Ethan (Gordon-Levitt), Isaac (Rogen), and Chris (played by Anthony Mackie, who does expectedly play the token black guy) have a tradition of celebrating Christmas together ever since Ethan lost his parents at age 19, but the boys feel the tradition is starting to beat a dead horse now that they’re 33 and starting to settle. Their celebration trades in the usual holiday dinner for Chinese food, scavenging for open bars in NYC and getting shitfaced. Rogen and Gordon-Levitt have chemistry carried over from 50/50 and Mackie joins the best way he can in the group’s robust karaoke rendition of Run DMC’s “Christmas in Hollis” or their totally bro-ish performance of Kanye West’s “Runaway” using FAO Schwartz’s iconic floor piano made popular by Big. Each actor delivers their own authentic, comedic performances that are bolstered by a slew of exciting guests, including Ilana Glazer (Broad City), Mindy Kaling (The Mindy Project), Jason Jones (The Daily Show), and my favorite celebrity ever Nathan Fielder (Nathan for You), whose off-kilter delivery had me laughing the hardest. Also especially memorable is Michael Shannon (Boardwalk Empire), whose performance as a deadpan, crusty drug dealer whose weed literally transports customers through time and space shines with Shannon’s menacing but misunderstood demeanor.

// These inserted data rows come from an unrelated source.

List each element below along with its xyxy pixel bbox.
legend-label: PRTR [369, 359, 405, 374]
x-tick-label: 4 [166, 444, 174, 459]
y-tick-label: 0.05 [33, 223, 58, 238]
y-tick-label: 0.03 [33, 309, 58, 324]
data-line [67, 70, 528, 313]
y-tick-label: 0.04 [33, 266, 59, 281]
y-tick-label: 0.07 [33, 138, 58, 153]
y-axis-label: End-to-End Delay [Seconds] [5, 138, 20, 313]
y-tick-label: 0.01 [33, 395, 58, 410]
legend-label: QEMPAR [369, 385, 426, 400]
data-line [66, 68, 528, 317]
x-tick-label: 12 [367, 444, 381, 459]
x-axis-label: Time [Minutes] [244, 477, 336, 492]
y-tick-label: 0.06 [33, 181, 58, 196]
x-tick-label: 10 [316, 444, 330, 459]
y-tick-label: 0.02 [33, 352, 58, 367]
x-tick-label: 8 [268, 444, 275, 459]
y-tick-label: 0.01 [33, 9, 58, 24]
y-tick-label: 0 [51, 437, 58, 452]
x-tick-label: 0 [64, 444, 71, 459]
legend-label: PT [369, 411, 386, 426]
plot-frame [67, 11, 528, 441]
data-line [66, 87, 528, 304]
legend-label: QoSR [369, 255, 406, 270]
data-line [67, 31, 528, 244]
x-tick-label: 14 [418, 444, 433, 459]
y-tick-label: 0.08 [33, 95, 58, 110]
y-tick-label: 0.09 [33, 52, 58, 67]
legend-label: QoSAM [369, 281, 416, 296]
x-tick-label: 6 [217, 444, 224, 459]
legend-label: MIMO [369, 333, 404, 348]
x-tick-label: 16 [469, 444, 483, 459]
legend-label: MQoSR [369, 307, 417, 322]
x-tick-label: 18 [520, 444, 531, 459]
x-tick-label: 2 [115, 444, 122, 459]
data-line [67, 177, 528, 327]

Despite the immoral self-indulgence and fun performances, The Night Before does fall flat on half of it’s jokes as Rogen and his crew seem to be giving out their last few breaths. An especially dry scene where Rogen, high out of his mind, receives a mysterious onslaught of dick pics from a “James” on his phone that he can’t help but find impressive felt like a fight against the homophobia in typical bro movies but ends up being pretty tasteless and still reminiscent of a 13-year-old boy’s writing. Jonathan Levine, known for his wondrous emotional pulls in comedy films, does bring The Night Before back around for a saccharine ending that reminds us what the holidays are all about: being brought together with family. The boys share an everlasting hug and Gordon-Levitt makes a few speeches that reminded me how blindingly charming he is for a typical holiday movie ending to an otherwise atypical holiday movie.

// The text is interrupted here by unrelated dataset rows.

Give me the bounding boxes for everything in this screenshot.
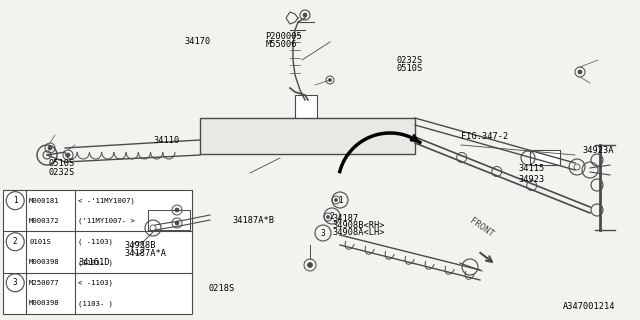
Text: 34170: 34170 xyxy=(185,37,211,46)
Bar xyxy=(530,150,560,165)
Text: 34110: 34110 xyxy=(154,136,180,145)
Text: A347001214: A347001214 xyxy=(563,302,616,311)
Text: 1: 1 xyxy=(13,196,17,205)
Circle shape xyxy=(175,208,179,212)
Text: M250077: M250077 xyxy=(29,280,60,286)
Bar xyxy=(295,95,317,123)
Text: 1: 1 xyxy=(338,196,342,204)
Text: 3: 3 xyxy=(13,278,17,287)
Text: 34923A: 34923A xyxy=(582,146,614,155)
Circle shape xyxy=(326,215,330,219)
Circle shape xyxy=(48,146,52,150)
Text: 34161D: 34161D xyxy=(79,258,110,267)
Circle shape xyxy=(175,221,179,225)
Text: FRONT: FRONT xyxy=(468,216,495,239)
Text: 34187A*A: 34187A*A xyxy=(125,249,167,258)
Circle shape xyxy=(578,70,582,74)
Text: ( -1103): ( -1103) xyxy=(78,238,113,245)
Bar xyxy=(3,190,192,314)
Text: M000372: M000372 xyxy=(29,218,60,224)
Text: P200005: P200005 xyxy=(266,32,302,41)
Text: 3: 3 xyxy=(321,228,325,237)
Text: M000398: M000398 xyxy=(29,259,60,265)
Text: M000181: M000181 xyxy=(29,198,60,204)
Text: 34928B: 34928B xyxy=(125,241,156,250)
Circle shape xyxy=(307,262,312,268)
Text: 0232S: 0232S xyxy=(48,168,74,177)
Bar xyxy=(200,118,415,154)
Text: 34187A*B: 34187A*B xyxy=(232,216,275,225)
Text: 0218S: 0218S xyxy=(208,284,234,293)
Text: 2: 2 xyxy=(330,212,334,220)
Circle shape xyxy=(335,198,337,202)
Text: (1103- ): (1103- ) xyxy=(78,300,113,307)
Text: 2: 2 xyxy=(13,237,17,246)
Text: 34908B<RH>: 34908B<RH> xyxy=(333,221,385,230)
Text: 34923: 34923 xyxy=(518,175,545,184)
Text: 34908A<LH>: 34908A<LH> xyxy=(333,228,385,237)
Circle shape xyxy=(66,153,70,157)
Text: FIG.347-2: FIG.347-2 xyxy=(461,132,508,140)
Text: < -1103): < -1103) xyxy=(78,280,113,286)
Text: 0101S: 0101S xyxy=(29,239,51,245)
Text: < -'11MY1007): < -'11MY1007) xyxy=(78,197,135,204)
Text: ('11MY1007- >: ('11MY1007- > xyxy=(78,218,135,224)
Text: 0510S: 0510S xyxy=(397,64,423,73)
Text: M55006: M55006 xyxy=(266,40,297,49)
Text: M000398: M000398 xyxy=(29,300,60,306)
Bar xyxy=(148,210,190,230)
Circle shape xyxy=(303,13,307,17)
Text: 0510S: 0510S xyxy=(48,159,74,168)
Text: 0232S: 0232S xyxy=(397,56,423,65)
Text: (1103- ): (1103- ) xyxy=(78,259,113,266)
Text: 34187: 34187 xyxy=(333,214,359,223)
Text: 34115: 34115 xyxy=(518,164,545,172)
Circle shape xyxy=(328,78,332,82)
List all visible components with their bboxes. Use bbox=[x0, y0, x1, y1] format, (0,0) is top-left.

As if being quietly tucked away into the shelf with all the other Christmas stories, The Night Before’s three kings of the Orient settle into their roles of fathers, husbands, and sons. It’s the usual Rogen film that dares to juxtapose the naughty with the nice, like the line “swallow like a girl would” echoed in a church, but doesn’t make do with that boldness. Though not particularly memorable, The Night Before is a solid effort that nails the joke half the time and starkly reminds us that we can’t all be kids forever the other half. Make of that what you will, Mr. Rogen.